There were criticisms, however. Among them was that while the feds were going after several political-corruption cases in the state, state prosecutors weren’t as successful. McKoy points out that his division prosecuted many corruption cases, but that the state’s resources didn’t lend themselves to the kind of high-profile cases the feds pursued. “We did a great job with what we had,” he says.
When Goldberg died, McKoy was one of two people to eulogize him. He remains close to the Goldberg family and does his best to live up to his mentor’s example of giving back to the community.
“He speaks at different events to young people, often talking about Paterson and where he came from,” says Bishop George C. Searight of the Abundant Life Family Worship Church. The two have been friends since Rutgers, and McKoy led a team that arranged for the church to buy its land in downtown New Brunswick.
This year, after a new administration was ushered into office in Trenton, McKoy left the division to take a position as associate general counsel to PSEG Services Corporation. It’s an exciting job — but not likely to be his final destination.
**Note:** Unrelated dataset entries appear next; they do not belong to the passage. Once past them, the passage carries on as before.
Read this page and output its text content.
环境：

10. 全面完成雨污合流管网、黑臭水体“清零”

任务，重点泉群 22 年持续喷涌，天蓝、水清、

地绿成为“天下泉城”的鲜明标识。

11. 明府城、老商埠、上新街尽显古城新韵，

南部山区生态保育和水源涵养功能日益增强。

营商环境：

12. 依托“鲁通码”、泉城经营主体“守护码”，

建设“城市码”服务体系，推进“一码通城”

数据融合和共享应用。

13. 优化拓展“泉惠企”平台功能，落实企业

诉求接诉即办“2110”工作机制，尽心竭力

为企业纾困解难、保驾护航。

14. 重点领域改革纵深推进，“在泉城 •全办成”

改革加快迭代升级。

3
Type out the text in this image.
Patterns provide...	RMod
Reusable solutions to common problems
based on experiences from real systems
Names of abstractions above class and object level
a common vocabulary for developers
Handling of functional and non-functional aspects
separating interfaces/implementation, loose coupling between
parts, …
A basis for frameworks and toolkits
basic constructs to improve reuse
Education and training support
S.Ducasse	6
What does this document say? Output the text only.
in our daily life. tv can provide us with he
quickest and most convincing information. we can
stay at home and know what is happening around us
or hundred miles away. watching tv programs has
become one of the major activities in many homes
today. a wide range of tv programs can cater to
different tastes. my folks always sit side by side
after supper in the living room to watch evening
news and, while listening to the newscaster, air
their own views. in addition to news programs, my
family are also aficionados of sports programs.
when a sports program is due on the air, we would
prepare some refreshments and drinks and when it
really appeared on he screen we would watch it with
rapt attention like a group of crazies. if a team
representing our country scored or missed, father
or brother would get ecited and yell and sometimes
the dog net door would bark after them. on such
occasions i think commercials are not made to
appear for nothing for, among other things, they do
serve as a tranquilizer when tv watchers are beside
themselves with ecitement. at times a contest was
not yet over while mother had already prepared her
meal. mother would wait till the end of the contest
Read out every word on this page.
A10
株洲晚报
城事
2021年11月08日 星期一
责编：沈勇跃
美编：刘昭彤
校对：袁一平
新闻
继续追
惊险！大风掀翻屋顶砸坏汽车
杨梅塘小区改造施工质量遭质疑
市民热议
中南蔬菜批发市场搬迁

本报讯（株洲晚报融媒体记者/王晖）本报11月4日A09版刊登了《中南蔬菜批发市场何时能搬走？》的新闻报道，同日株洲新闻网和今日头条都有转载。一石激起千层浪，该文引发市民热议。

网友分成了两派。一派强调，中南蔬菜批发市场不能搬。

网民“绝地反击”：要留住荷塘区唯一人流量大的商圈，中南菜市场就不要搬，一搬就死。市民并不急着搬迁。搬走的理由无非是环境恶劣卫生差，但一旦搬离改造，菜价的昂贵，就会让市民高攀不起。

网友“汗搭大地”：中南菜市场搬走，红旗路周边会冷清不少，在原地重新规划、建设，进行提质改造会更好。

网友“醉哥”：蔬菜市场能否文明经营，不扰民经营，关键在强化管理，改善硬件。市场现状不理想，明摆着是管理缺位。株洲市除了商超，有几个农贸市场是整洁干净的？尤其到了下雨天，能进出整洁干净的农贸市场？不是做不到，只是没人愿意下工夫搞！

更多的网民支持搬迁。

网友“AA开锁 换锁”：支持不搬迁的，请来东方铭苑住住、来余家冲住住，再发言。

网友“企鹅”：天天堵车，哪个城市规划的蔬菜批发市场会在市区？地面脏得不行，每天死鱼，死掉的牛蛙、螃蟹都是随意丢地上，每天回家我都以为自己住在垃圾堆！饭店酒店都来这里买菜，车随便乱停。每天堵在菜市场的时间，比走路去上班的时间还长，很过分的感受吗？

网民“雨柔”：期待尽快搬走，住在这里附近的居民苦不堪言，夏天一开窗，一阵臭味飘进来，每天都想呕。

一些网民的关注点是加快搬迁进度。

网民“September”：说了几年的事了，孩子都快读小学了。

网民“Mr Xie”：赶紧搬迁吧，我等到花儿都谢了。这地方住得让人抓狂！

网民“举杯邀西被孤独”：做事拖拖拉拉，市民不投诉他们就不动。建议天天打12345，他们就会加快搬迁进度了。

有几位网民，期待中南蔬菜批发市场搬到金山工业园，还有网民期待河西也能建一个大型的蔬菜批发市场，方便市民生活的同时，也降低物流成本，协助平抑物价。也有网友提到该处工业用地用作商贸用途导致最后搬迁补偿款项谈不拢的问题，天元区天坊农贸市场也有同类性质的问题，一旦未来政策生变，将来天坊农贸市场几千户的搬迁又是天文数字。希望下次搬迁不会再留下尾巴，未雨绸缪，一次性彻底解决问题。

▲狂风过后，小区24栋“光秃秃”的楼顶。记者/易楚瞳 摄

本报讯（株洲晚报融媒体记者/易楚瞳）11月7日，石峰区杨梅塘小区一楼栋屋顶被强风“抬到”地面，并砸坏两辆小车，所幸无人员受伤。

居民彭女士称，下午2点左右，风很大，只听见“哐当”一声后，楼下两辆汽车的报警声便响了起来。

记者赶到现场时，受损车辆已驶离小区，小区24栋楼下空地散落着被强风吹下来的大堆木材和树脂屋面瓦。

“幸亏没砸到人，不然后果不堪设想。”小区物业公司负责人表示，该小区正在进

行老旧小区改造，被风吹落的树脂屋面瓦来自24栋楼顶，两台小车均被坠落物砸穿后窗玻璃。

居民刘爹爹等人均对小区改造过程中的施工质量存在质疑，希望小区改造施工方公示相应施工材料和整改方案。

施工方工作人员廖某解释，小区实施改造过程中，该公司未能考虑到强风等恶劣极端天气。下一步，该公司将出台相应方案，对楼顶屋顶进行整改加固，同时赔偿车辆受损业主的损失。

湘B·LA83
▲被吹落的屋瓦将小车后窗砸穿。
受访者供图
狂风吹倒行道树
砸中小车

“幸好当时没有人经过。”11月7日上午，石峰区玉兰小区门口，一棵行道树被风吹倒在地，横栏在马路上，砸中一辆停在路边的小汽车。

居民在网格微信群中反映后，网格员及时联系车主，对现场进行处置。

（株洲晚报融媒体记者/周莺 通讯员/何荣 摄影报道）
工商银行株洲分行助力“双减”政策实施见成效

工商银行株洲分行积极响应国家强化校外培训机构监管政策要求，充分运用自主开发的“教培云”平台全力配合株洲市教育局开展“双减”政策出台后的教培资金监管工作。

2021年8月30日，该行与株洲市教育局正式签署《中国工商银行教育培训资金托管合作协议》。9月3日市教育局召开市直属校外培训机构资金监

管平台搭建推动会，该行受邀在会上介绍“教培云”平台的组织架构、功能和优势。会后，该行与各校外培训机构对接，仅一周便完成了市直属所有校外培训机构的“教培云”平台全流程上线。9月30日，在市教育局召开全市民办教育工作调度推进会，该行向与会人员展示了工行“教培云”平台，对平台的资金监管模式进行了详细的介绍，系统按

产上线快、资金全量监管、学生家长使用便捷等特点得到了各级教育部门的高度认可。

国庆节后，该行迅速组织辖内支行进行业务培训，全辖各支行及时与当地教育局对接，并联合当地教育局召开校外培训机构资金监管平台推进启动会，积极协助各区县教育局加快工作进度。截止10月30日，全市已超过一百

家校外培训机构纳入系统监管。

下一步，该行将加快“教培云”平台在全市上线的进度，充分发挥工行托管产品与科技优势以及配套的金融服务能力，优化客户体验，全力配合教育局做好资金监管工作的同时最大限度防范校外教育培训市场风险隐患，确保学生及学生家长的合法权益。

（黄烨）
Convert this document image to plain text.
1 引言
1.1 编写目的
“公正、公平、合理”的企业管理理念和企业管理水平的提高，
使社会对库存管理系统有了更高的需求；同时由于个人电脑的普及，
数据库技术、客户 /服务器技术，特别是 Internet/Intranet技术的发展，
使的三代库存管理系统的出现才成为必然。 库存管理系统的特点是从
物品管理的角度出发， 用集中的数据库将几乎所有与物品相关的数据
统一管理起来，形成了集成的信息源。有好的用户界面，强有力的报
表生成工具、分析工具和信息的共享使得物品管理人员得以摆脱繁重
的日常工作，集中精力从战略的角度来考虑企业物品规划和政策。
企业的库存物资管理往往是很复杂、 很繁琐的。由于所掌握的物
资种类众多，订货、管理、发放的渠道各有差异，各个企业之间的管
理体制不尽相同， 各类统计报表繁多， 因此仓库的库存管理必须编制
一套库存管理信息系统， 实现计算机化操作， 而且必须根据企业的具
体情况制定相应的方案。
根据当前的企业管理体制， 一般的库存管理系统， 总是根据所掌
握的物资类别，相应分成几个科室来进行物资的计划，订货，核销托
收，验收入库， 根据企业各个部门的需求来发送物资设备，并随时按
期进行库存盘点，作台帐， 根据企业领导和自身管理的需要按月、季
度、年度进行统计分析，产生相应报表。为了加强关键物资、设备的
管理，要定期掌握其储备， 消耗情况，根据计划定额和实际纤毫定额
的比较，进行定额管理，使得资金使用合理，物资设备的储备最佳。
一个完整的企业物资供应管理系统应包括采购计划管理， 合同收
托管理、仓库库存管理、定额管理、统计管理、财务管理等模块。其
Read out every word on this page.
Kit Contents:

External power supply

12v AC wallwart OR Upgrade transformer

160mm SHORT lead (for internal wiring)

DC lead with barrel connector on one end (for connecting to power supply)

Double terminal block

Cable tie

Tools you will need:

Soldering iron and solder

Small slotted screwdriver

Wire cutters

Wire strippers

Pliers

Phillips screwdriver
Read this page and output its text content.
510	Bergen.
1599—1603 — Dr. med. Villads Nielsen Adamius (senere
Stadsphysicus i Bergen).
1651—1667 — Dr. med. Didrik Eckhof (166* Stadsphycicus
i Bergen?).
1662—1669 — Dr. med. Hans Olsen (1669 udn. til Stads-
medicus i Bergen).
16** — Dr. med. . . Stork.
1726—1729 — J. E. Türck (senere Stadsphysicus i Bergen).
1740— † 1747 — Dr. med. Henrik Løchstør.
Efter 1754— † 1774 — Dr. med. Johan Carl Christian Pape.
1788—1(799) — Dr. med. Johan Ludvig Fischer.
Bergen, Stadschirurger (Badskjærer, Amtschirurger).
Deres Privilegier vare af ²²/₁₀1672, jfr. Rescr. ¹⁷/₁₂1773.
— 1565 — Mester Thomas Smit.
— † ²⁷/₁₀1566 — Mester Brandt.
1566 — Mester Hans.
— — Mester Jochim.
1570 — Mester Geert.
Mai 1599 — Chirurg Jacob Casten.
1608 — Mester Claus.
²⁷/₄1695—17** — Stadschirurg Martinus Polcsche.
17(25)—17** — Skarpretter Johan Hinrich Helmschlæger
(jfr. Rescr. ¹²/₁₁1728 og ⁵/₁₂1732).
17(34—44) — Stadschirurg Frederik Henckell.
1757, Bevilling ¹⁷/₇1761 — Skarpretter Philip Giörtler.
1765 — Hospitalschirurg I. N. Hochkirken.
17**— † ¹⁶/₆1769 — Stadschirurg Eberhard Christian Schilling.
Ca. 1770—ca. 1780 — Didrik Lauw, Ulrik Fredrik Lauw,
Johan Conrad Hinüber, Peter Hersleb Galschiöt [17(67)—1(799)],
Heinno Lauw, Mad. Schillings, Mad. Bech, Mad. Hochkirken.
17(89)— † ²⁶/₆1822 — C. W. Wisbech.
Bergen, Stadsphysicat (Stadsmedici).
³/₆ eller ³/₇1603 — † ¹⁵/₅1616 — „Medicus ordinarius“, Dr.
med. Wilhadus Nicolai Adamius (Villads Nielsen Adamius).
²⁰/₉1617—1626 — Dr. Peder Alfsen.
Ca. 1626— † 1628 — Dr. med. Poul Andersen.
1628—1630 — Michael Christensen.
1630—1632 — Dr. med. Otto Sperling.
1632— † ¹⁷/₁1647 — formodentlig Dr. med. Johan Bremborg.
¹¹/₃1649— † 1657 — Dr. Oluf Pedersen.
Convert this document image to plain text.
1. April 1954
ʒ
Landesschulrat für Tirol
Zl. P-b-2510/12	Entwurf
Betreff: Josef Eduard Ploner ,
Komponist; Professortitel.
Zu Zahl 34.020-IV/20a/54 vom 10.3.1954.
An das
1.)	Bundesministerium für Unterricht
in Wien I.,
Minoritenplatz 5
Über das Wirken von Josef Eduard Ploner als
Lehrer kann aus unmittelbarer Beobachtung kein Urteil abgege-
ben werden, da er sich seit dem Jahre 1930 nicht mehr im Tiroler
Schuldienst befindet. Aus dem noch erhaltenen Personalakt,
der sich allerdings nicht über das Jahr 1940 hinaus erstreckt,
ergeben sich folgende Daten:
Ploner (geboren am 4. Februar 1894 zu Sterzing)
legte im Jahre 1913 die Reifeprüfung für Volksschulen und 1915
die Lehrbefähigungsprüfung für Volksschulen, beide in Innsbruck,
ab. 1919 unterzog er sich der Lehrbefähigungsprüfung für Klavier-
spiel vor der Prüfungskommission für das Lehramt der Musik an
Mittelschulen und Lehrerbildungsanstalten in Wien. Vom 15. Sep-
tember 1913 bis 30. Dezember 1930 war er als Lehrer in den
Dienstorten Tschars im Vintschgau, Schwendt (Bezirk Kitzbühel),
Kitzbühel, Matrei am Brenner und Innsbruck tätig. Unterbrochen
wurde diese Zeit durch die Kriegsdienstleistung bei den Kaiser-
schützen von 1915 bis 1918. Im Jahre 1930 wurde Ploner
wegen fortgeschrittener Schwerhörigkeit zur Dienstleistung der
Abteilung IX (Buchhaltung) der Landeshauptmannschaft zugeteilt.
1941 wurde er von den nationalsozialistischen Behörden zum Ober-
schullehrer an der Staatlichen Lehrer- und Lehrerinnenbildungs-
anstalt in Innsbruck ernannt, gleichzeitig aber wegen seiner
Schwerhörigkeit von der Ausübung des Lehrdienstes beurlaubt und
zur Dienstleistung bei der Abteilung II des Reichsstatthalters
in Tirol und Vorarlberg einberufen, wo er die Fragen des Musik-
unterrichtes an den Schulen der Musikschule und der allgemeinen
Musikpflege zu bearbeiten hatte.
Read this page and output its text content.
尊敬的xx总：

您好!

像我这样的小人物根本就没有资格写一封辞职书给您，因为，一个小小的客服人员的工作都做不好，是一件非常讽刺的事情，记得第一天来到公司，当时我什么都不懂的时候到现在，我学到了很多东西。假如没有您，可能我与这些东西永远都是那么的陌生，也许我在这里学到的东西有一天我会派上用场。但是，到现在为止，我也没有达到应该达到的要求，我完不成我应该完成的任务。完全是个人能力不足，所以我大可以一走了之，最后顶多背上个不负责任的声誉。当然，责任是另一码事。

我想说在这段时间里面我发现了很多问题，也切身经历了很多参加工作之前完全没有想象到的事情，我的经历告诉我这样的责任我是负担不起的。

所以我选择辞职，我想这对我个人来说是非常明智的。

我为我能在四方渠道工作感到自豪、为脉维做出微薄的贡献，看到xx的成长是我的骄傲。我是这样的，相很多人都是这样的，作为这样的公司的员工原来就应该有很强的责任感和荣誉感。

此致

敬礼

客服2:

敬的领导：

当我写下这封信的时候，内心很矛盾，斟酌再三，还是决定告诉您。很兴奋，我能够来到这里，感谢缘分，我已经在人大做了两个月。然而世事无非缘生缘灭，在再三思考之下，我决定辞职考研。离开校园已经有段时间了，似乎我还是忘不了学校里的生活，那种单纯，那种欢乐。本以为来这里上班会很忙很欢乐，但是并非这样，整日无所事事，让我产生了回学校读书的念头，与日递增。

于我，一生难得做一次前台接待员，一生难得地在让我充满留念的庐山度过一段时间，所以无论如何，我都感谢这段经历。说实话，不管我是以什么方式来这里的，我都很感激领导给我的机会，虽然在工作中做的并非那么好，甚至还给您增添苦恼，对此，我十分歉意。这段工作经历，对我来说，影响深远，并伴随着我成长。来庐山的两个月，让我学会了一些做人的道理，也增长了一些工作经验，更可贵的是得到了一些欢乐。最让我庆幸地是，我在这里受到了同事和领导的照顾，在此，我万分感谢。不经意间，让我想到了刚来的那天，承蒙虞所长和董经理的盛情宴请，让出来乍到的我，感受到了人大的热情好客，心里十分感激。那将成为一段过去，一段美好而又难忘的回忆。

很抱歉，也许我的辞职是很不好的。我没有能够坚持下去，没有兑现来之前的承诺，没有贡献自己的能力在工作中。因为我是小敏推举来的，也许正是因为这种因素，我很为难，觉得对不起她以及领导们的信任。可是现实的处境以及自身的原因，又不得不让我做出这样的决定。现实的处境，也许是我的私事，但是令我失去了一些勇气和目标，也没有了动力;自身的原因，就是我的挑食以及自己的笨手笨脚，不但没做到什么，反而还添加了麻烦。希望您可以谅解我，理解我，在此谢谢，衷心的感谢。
“I would like to be a CEO or general counsel for a Fortune 500 company,” he says. He realizes that the higher he ascends in the business world, the more opportunities he will be able to give to those who need a break. It’s what Goldberg would expect from him.
“I once asked Arthur why he was doing all this for me,” McKoy says. “He told me, ‘Because somewhere down the line, you’re going to do this for someone else. That’s what real leadership is.’ I always remember that.”